20090628

Introducing AnalyzerBeans

It's been some time now since I first designed the core API's of the DataCleaner project and as time goes on, some of my initial assumptions about the design of profilers, validation rules and so on have shown to be less-than-optimal in regards to flexibility and scalability for the application. This is why yesterday I decided to do a major change in the roadmap for the project:

  • The idea about the "webmonitor" application (DataCleaner 2.0) have been cancelled for now. If anyone wants to realize this idea it's still something that I am very much interested in, but as you will see I have found that other priorities are more important.
  • A new project have been founded - for now as a "sandbox" project: AnalyzerBeans. AnalyzerBeans is a rethought architecture for datastore profiling, validation etc. - in one word: "Analysis". When this project is stable and mature we will probably be ready for something I like to think of as a new DataCleaner 2.0.
So why rethink datastore analysis? Because the "old way" have proven to be very cumbersome for some tasks that I did not initially realise would have importance. The current DataCleaner design assumes that all profiles, validation rules etc. do serial-processing of rows. This is not always the best way to do processing although it simplifies optimization of the execution-mechanism because all components execute in the same way and can thus share result sets etc. In AnalyzerBeans we want the best of both worlds: Flexibility to do al sorts of weird processing and rigidity for the lot of profilers which actually do process rows serially.
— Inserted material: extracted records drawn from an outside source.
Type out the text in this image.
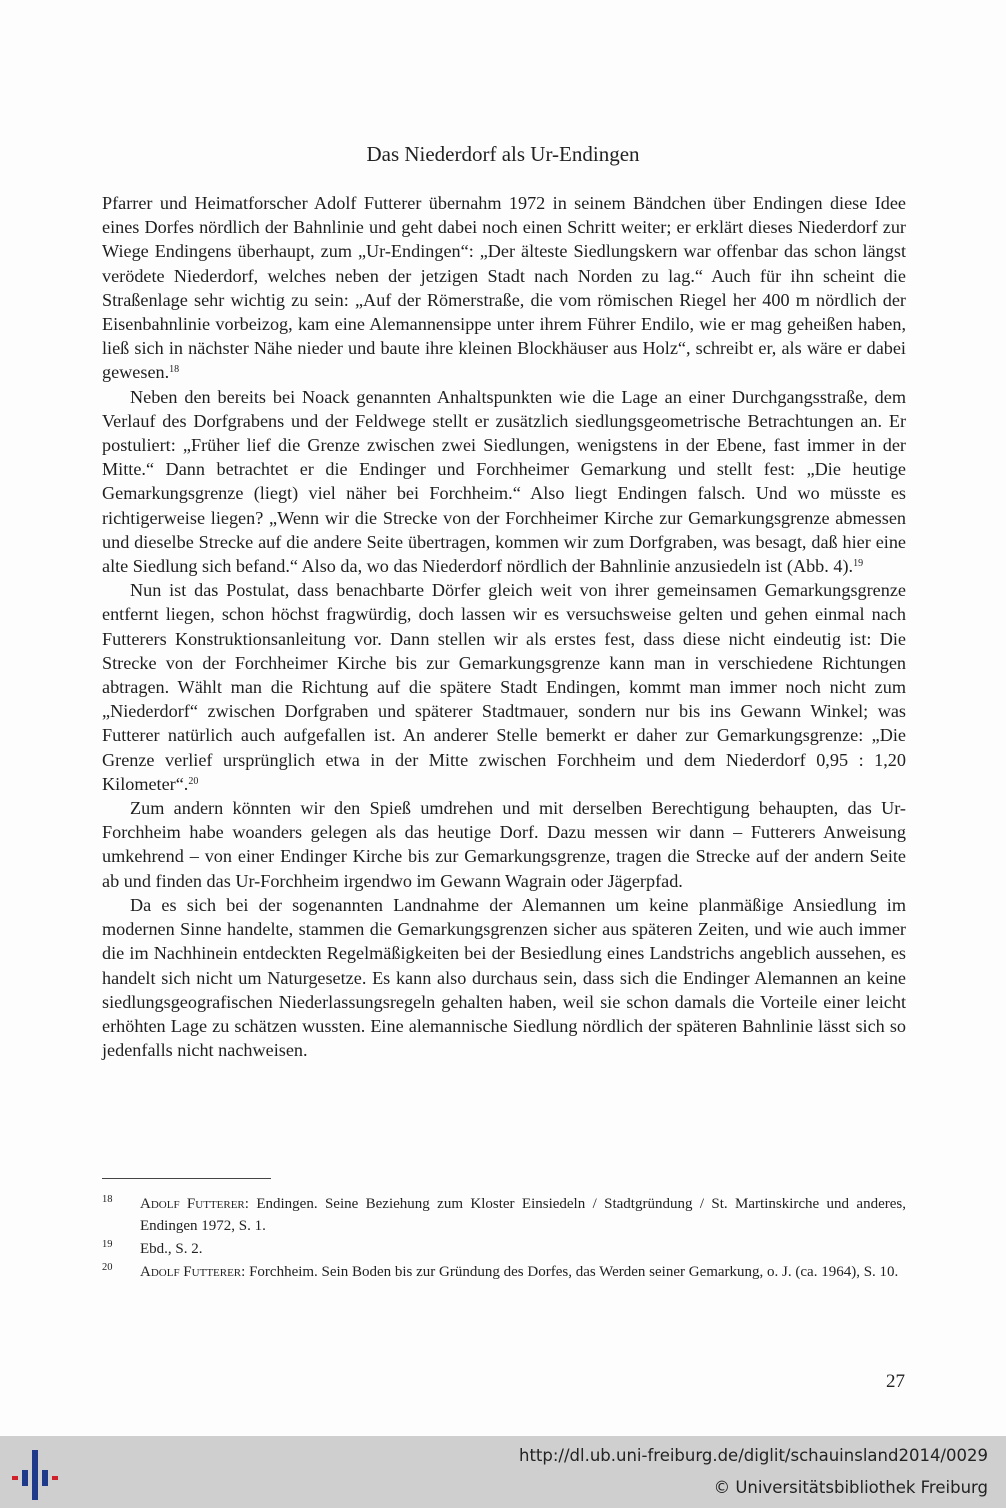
Das Niederdorf als Ur-Endingen

Pfarrer und Heimatforscher Adolf Futterer übernahm 1972 in seinem Bändchen über Endingen diese Idee eines Dorfes nördlich der Bahnlinie und geht dabei noch einen Schritt weiter; er erklärt dieses Niederdorf zur Wiege Endingens überhaupt, zum „Ur-Endingen“: „Der älteste Siedlungskern war offenbar das schon längst verödete Niederdorf, welches neben der jetzigen Stadt nach Norden zu lag.“ Auch für ihn scheint die Straßenlage sehr wichtig zu sein: „Auf der Römerstraße, die vom römischen Riegel her 400 m nördlich der Eisenbahnlinie vorbeizog, kam eine Alemannensippe unter ihrem Führer Endilo, wie er mag geheißen haben, ließ sich in nächster Nähe nieder und baute ihre kleinen Blockhäuser aus Holz“, schreibt er, als wäre er dabei gewesen.$^{18}$

Neben den bereits bei Noack genannten Anhaltspunkten wie die Lage an einer Durchgangsstraße, dem Verlauf des Dorfgrabens und der Feldwege stellt er zusätzlich siedlungsgeometrische Betrachtungen an. Er postuliert: „Früher lief die Grenze zwischen zwei Siedlungen, wenigstens in der Ebene, fast immer in der Mitte.“ Dann betrachtet er die Endinger und Forchheimer Gemarkung und stellt fest: „Die heutige Gemarkungsgrenze (liegt) viel näher bei Forchheim.“ Also liegt Endingen falsch. Und wo müsste es richtigerweise liegen? „Wenn wir die Strecke von der Forchheimer Kirche zur Gemarkungsgrenze abmessen und dieselbe Strecke auf die andere Seite übertragen, kommen wir zum Dorfgraben, was besagt, daß hier eine alte Siedlung sich befand.“ Also da, wo das Niederdorf nördlich der Bahnlinie anzusiedeln ist (Abb. 4).$^{19}$

Nun ist das Postulat, dass benachbarte Dörfer gleich weit von ihrer gemeinsamen Gemarkungsgrenze entfernt liegen, schon höchst fragwürdig, doch lassen wir es versuchsweise gelten und gehen einmal nach Futterers Konstruktionsanleitung vor. Dann stellen wir als erstes fest, dass diese nicht eindeutig ist: Die Strecke von der Forchheimer Kirche bis zur Gemarkungsgrenze kann man in verschiedene Richtungen abtragen. Wählt man die Richtung auf die spätere Stadt Endingen, kommt man immer noch nicht zum „Niederdorf“ zwischen Dorfgraben und späterer Stadtmauer, sondern nur bis ins Gewann Winkel; was Futterer natürlich auch aufgefallen ist. An anderer Stelle bemerkt er daher zur Gemarkungsgrenze: „Die Grenze verlief ursprünglich etwa in der Mitte zwischen Forchheim und dem Niederdorf 0,95 : 1,20 Kilometer“.$^{20}$

Zum andern könnten wir den Spieß umdrehen und mit derselben Berechtigung behaupten, das Ur-Forchheim habe woanders gelegen als das heutige Dorf. Dazu messen wir dann – Futterers Anweisung umkehrend – von einer Endinger Kirche bis zur Gemarkungsgrenze, tragen die Strecke auf der andern Seite ab und finden das Ur-Forchheim irgendwo im Gewann Wagrain oder Jägerpfad.

Da es sich bei der sogenannten Landnahme der Alemannen um keine planmäßige Ansiedlung im modernen Sinne handelte, stammen die Gemarkungsgrenzen sicher aus späteren Zeiten, und wie auch immer die im Nachhinein entdeckten Regelmäßigkeiten bei der Besiedlung eines Landstrichs angeblich aussehen, es handelt sich nicht um Naturgesetze. Es kann also durchaus sein, dass sich die Endinger Alemannen an keine siedlungsgeografischen Niederlassungsregeln gehalten haben, weil sie schon damals die Vorteile einer leicht erhöhten Lage zu schätzen wussten. Eine alemannische Siedlung nördlich der späteren Bahnlinie lässt sich so jedenfalls nicht nachweisen.

18 Adolf Futterer: Endingen. Seine Beziehung zum Kloster Einsiedeln / Stadtgründung / St. Martinskirche und anderes, Endingen 1972, S. 1.
19 Ebd., S. 2.
20 Adolf Futterer: Forchheim. Sein Boden bis zur Gründung des Dorfes, das Werden seiner Gemarkung, o. J. (ca. 1964), S. 10.
27
http://dl.ub.uni-freiburg.de/diglit/schauinsland2014/0029
© Universitätsbibliothek Freiburg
The solution is a new annotation based component-model. Each profiler, validation rule etc. will not have to implement certain interfaces because we can now mix and match annotations to the specific type of analysis-component - each "AnalyzerBean". There are a lot more interesting features available when we introduce an annotation-based model, but let me first give you a simple example of how a regular row-processing DataCleaner-style profile would look like:
@AnalyzerBean(name="Row counter", execution=ExecutionType.ROW_PROCESSING)
public class MySerialCounter {

    @Configured("Table to count")
    private Table table;
    private long count = 0l;

    @Run
    public void run(Row row, long count) {
        this.count += count;
    }
}
Now this is not so impressive. I've just replaced the IProfile interface of DataCleaner's API's with some annotations. But notice how I've gotten rid of the ProfileDescriptor class which was used to hold metadata about the profiler. Instead the annotations represent the class metadata. This is actually excactly what annotations are for :-) Also notice that I've gotten a type-safe configuration-property using the @Configured annotation. This means that I don't have to parse a string, ask for a Table of the corresponding name etc. And the UI will become a LOT more easy to develop because of type-safe facilities like this.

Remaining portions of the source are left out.